Summary
非標識、ラジオ-同位体 DNA ポリメラーゼの校正と DNA 修復アッセイ法は高分解能 MALDI-TOF 質量分析法および単一のヌクレオチドの拡張戦略を使用して開発されました。アッセイは、非常に特定、簡単、迅速かつ簡単に校正を実行し、修復するパッチ 9-ヌクレオチドより短いを証明しました。
Abstract
ゲノムとその忠実なレプリケーションのメンテナンスは、遺伝情報を節約するため重要です。忠実度の高いレプリケーションを評価するには、ラジオ-同位体比を用いたマトリックス支援レーザー脱離イオン化飛行時間 (MALDI-TOF) 質量分析法 (MS) 分析校正に関すると単純な非標識を開発しました。ここでは、DNA ポリメラーゼ [例えばエシェリヒア属大腸菌DNA ポリメラーゼの Klenow のフラグメント (KF) 私 (ポル私) 本研究で] すべての 4 dideoxyribonucleotide 三リン酸塩の存在下で不一致プライマー テンプレート二重の処理に使用します。不一致のプライマーは校正/拡張し、MALDI-TOF MS を受けます。製品は、単一のヌクレオチドのバリエーションにプライマーの質量の変化によって区別されます。重要なは、校正も決定できます内部単一不一致の異なる効率ではあります。3' 末端から 2-4-ヌクレオチド (nt) にある不一致が効率的に、pol で校正し、5 での不一致のプライマーの末端から nt を示した部分の補正のみ。プライマー 3' 末端から 6-9 nt にある内部不一致のため校正なかった。このメソッドは、DNA 修復アッセイ (例えば遠藤 V 修復経路のための基板のベース病巣修復の評価) にも適用できます。3' 終わりから二番目 deoxyinosine (dI) 病変を含むプライマーは、pol によって正されるかもしれない私。確かに、最後から二番目の T-私は、G-、私と -私基板があった最後の 2 ・ ディ ・含むヌクレオチド切除 pol で私、正しい ddN 5'-モノリン酸 (ddNMP) を追加する前に最後から二番目の C 中-私の不一致はポルで容認されたなし拡張するプライマーをできるように私修復、DNA 修復を測定するアッセイの感度と MS の分解能を発揮します。
Introduction
DNA の複製の時に DNA ポリメラーゼの校正関数子孫1,2,3,4に転送する必要があります遺伝情報の高忠実性を確保するために不可欠です。 5,6,7。Exonucleases の校正のポリメラーゼの貢献を評価することができるという遺伝的安定性の保護メカニズムを明らかにするでしょう。

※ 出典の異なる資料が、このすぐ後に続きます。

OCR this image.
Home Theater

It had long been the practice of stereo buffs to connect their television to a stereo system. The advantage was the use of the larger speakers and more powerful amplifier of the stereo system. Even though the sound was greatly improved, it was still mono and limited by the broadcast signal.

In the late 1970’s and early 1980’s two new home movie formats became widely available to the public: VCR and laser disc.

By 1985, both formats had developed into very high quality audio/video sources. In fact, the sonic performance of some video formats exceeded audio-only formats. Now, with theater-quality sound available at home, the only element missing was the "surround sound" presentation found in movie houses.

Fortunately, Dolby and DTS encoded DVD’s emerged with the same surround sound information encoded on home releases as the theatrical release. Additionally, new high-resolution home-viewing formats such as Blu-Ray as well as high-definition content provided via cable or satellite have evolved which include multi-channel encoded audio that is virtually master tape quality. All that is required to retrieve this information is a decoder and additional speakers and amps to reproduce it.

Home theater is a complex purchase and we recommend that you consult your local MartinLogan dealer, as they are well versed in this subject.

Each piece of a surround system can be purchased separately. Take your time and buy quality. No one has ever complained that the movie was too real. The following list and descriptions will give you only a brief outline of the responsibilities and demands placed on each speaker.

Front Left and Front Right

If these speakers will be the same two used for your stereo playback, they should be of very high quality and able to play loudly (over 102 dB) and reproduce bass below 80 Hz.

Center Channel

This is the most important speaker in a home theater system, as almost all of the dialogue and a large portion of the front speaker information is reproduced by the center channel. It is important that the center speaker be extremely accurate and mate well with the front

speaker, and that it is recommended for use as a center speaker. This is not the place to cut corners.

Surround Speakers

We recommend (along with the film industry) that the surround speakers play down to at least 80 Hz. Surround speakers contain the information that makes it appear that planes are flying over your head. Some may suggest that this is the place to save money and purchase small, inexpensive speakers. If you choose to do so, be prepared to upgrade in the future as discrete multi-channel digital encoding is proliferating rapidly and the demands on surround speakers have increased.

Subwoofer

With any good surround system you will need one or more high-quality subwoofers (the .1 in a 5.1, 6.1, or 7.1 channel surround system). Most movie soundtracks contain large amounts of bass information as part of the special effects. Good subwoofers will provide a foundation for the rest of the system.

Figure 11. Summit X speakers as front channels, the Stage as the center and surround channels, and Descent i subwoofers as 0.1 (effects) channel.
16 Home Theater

放射性同位元素標識と autoradiograms または蛍光イメージング8,9,10のデンシトメトリーの分析と組み合わせてゲルに基づく試金 DNA の校正活動を検出する使用されている伝統的ポリメラーゼ。中機能、これらの試金は骨の折れる、高価、高スループットの形式に従わないです。さらに、放射性廃棄物処理を含む安全上の問題に苦しみます。また、蛍光法による校正活動を分析されています。などによる 2-アミノプリン (2 AP) は体外ポリメラーゼ蛍光信号11,12を生成するアッセイを校正中に拡張製品に組み込むことができます。残念ながら、2 AP はシトシンとチミンとペアすることができますので、これらのアプローチは低特異性と苦しみます。最近のアプローチにはいくつかを克服してアッセイを校正のポリメラーゼのため単独でラベルの蛍光プローブと同様に、3'-5' エキソヌクレアーゼ アッセイ13敏感 G ベースから発光スイッチにプローブ ポリメラーゼにはが含まれます、前述の欠点の14。Dna の特定の分類のため必要があるのためこれらの蛍光メソッドのための熱意は低下します。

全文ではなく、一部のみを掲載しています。